Si par mégarde vous avez sauté les 10 premières pages : Sarah, jeune américaine d’origine juive, entame un voyage de 10 jours en Israël. Alors qu’elle ne cache pas son hostilité envers la politique israélienne vis à vis des palestiniens, ce voyage, organisé par le Taglit, programme mondial dédié à la découverte d’Israël et tourné vers les jeunes juifs du monde entier, confronte sérieusement Sarah avec ce qu’elle connait d’Israël et de sa situation.

Les ligne claires et les couleurs délavées du récit contrastent avec le bouillonnement intellectuel de la jeune Sarah Glidden. Quand on feuillette rapidement l’ouvrage, ce récit de voyage au dessin aéré pourrait presque paraître paisible si le sujet ne venait à porter sur un des lieux les plus controversés de la planète, source de bon nombre de passions politiques : Israël. En effet l’apparente fraîcheur graphique entre en résonance avec la paix des lieux visités par Sarah mais laisse une étrange impression à la redécouverte des innombrables conflits qui se sont succédés depuis 2000 ans sur un territoire grand comme trois départements français.

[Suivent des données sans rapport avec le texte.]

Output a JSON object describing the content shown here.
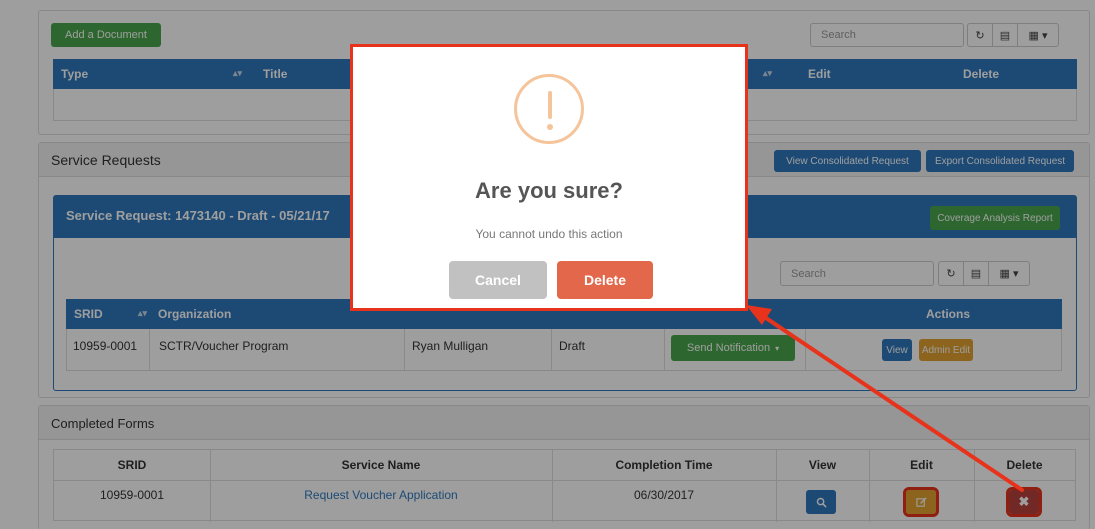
{
  "documents": {
    "add_button": "Add a Document",
    "search_placeholder": "Search",
    "columns": {
      "type": "Type",
      "title": "Title",
      "edit": "Edit",
      "delete": "Delete"
    }
  },
  "service_requests": {
    "title": "Service Requests",
    "view_consolidated": "View Consolidated Request",
    "export_consolidated": "Export Consolidated Request",
    "request_title": "Service Request: 1473140 - Draft - 05/21/17",
    "coverage_button": "Coverage Analysis Report",
    "search_placeholder": "Search",
    "columns": {
      "srid": "SRID",
      "organization": "Organization",
      "actions": "Actions"
    },
    "row": {
      "srid": "10959-0001",
      "organization": "SCTR/Voucher Program",
      "owner": "Ryan Mulligan",
      "status": "Draft",
      "notification_button": "Send Notification",
      "view_button": "View",
      "admin_edit_button": "Admin Edit"
    }
  },
  "completed_forms": {
    "title": "Completed Forms",
    "columns": [
      "SRID",
      "Service Name",
      "Completion Time",
      "View",
      "Edit",
      "Delete"
    ],
    "row": {
      "srid": "10959-0001",
      "service_name": "Request Voucher Application",
      "completion_time": "06/30/2017"
    }
  },
  "modal": {
    "title": "Are you sure?",
    "text": "You cannot undo this action",
    "cancel": "Cancel",
    "delete": "Delete"
  },
  "colors": {
    "primary": "#2f78bd",
    "success": "#4aa64d",
    "warning": "#e3a231",
    "danger": "#b9433c",
    "modal_delete": "#e3674a",
    "modal_cancel": "#c1c1c1",
    "highlight": "#e8331c"
  },
  "icons": [
    "warning-icon",
    "refresh-icon",
    "columns-icon",
    "grid-icon",
    "search-icon",
    "edit-icon",
    "close-icon",
    "sort-icon",
    "caret-down-icon"
  ]
}
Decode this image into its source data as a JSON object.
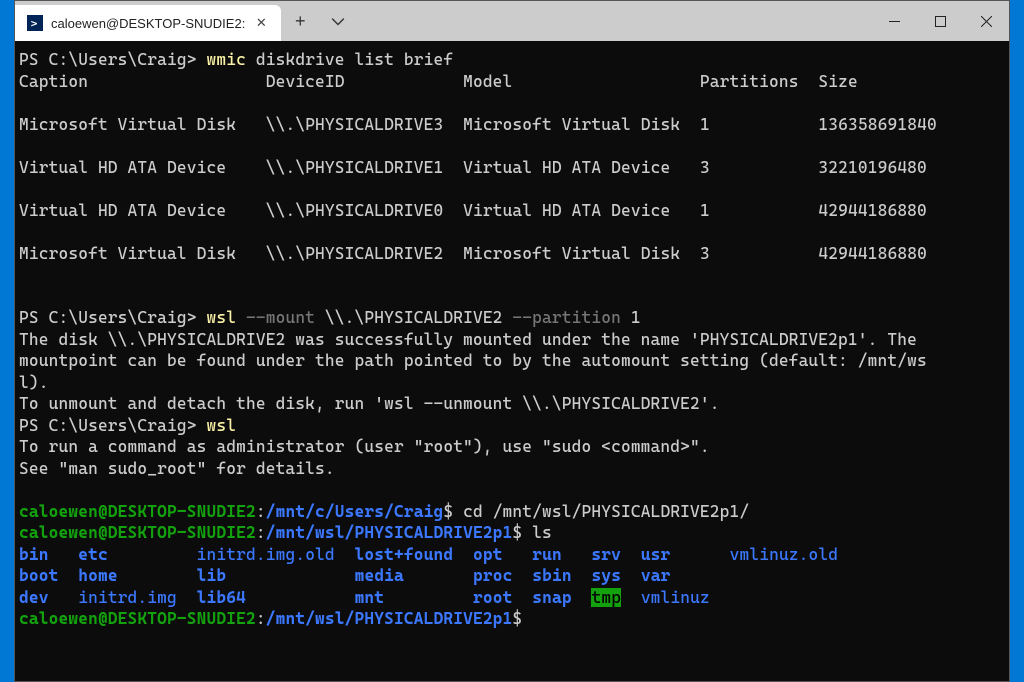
{
  "window": {
    "tab_title": "caloewen@DESKTOP-SNUDIE2:"
  },
  "ps": {
    "prompt": "PS C:\\Users\\Craig>",
    "cmd1_a": "wmic",
    "cmd1_b": " diskdrive list brief",
    "headers": {
      "caption": "Caption",
      "deviceid": "DeviceID",
      "model": "Model",
      "partitions": "Partitions",
      "size": "Size"
    },
    "rows": [
      {
        "caption": "Microsoft Virtual Disk",
        "deviceid": "\\\\.\\PHYSICALDRIVE3",
        "model": "Microsoft Virtual Disk",
        "partitions": "1",
        "size": "136358691840"
      },
      {
        "caption": "Virtual HD ATA Device",
        "deviceid": "\\\\.\\PHYSICALDRIVE1",
        "model": "Virtual HD ATA Device",
        "partitions": "3",
        "size": "32210196480"
      },
      {
        "caption": "Virtual HD ATA Device",
        "deviceid": "\\\\.\\PHYSICALDRIVE0",
        "model": "Virtual HD ATA Device",
        "partitions": "1",
        "size": "42944186880"
      },
      {
        "caption": "Microsoft Virtual Disk",
        "deviceid": "\\\\.\\PHYSICALDRIVE2",
        "model": "Microsoft Virtual Disk",
        "partitions": "3",
        "size": "42944186880"
      }
    ],
    "cmd2_a": "wsl",
    "cmd2_b": " --mount",
    "cmd2_c": " \\\\.\\PHYSICALDRIVE2",
    "cmd2_d": " --partition",
    "cmd2_e": " 1",
    "mount_msg1": "The disk \\\\.\\PHYSICALDRIVE2 was successfully mounted under the name 'PHYSICALDRIVE2p1'. The",
    "mount_msg2": "mountpoint can be found under the path pointed to by the automount setting (default: /mnt/ws",
    "mount_msg3": "l).",
    "mount_msg4": "To unmount and detach the disk, run 'wsl --unmount \\\\.\\PHYSICALDRIVE2'.",
    "cmd3_a": "wsl",
    "sudo_msg1": "To run a command as administrator (user \"root\"), use \"sudo <command>\".",
    "sudo_msg2": "See \"man sudo_root\" for details."
  },
  "bash": {
    "user": "caloewen@DESKTOP-SNUDIE2",
    "colon": ":",
    "path1": "/mnt/c/Users/Craig",
    "dollar": "$",
    "cmd_cd": " cd /mnt/wsl/PHYSICALDRIVE2p1/",
    "path2": "/mnt/wsl/PHYSICALDRIVE2p1",
    "cmd_ls": " ls",
    "ls": {
      "r1": {
        "c1": "bin",
        "c2": "etc",
        "c3": "initrd.img.old",
        "c4": "lost+found",
        "c5": "opt",
        "c6": "run",
        "c7": "srv",
        "c8": "usr",
        "c9": "vmlinuz.old"
      },
      "r2": {
        "c1": "boot",
        "c2": "home",
        "c3": "lib",
        "c4": "media",
        "c5": "proc",
        "c6": "sbin",
        "c7": "sys",
        "c8": "var"
      },
      "r3": {
        "c1": "dev",
        "c2": "initrd.img",
        "c3": "lib64",
        "c4": "mnt",
        "c5": "root",
        "c6": "snap",
        "c7": "tmp",
        "c8": "vmlinuz"
      }
    }
  }
}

Forte d’un soutien qu’elle pense indéfectible pour la cause palestinienne, Sarah est très réticente à entamer ce voyage promu par une agence se dévouant à faire découvrir Israël aux jeunes juifs du monde entier. Elle appréhende le risque d’avoir à subir un discours empreint de propagande et sans doute sait elle déjà que la proximité qu’engendrera fatalement son petit périple avec les protagonistes risque de faire vaciller ses convictions pro-palestiniennes. Toutefois elle désire sincèrement jouer le jeu du voyage initiatique et souhaite même nouer un lien charnel ou mystique avec ce pays, elle qui n’est absolument pas pratiquante et qui doute de son attachement au peuple juif. Luttant contre une possible auto-déconstruction politique qu’elle redoute, l’héroïne bombarde de questions tous les israéliens qu’elle rencontre, quitte à agacer ses compagnons de voyages, qui se contenteraient bien des simples plaisirs du tourisme organisé et du discours que leur sert leur tour operator. Progressivement ses lignes intérieures bougent. Elles tremblent même quand elle découvre le désenchantement des pionniers des kibboutz contraints de privatiser une partie de leurs structures et d’individualiser leurs modes de vie. Que leur répondre quand ceux-ci déclarent : « nous avons vécu votre rêve ». Notre jeune voyageuse est mal à l’aise devant des soldats plus jeunes qu’elle. Émue par les militants de la paix, elle souhaite se donner toutes les chances d’un jugement politique éclairé en tentant d’aller de l’autre côté du mur israélien. Il lui sera néanmoins très difficile de discuter directement avec des arabes et son voyage demeurera inachevé.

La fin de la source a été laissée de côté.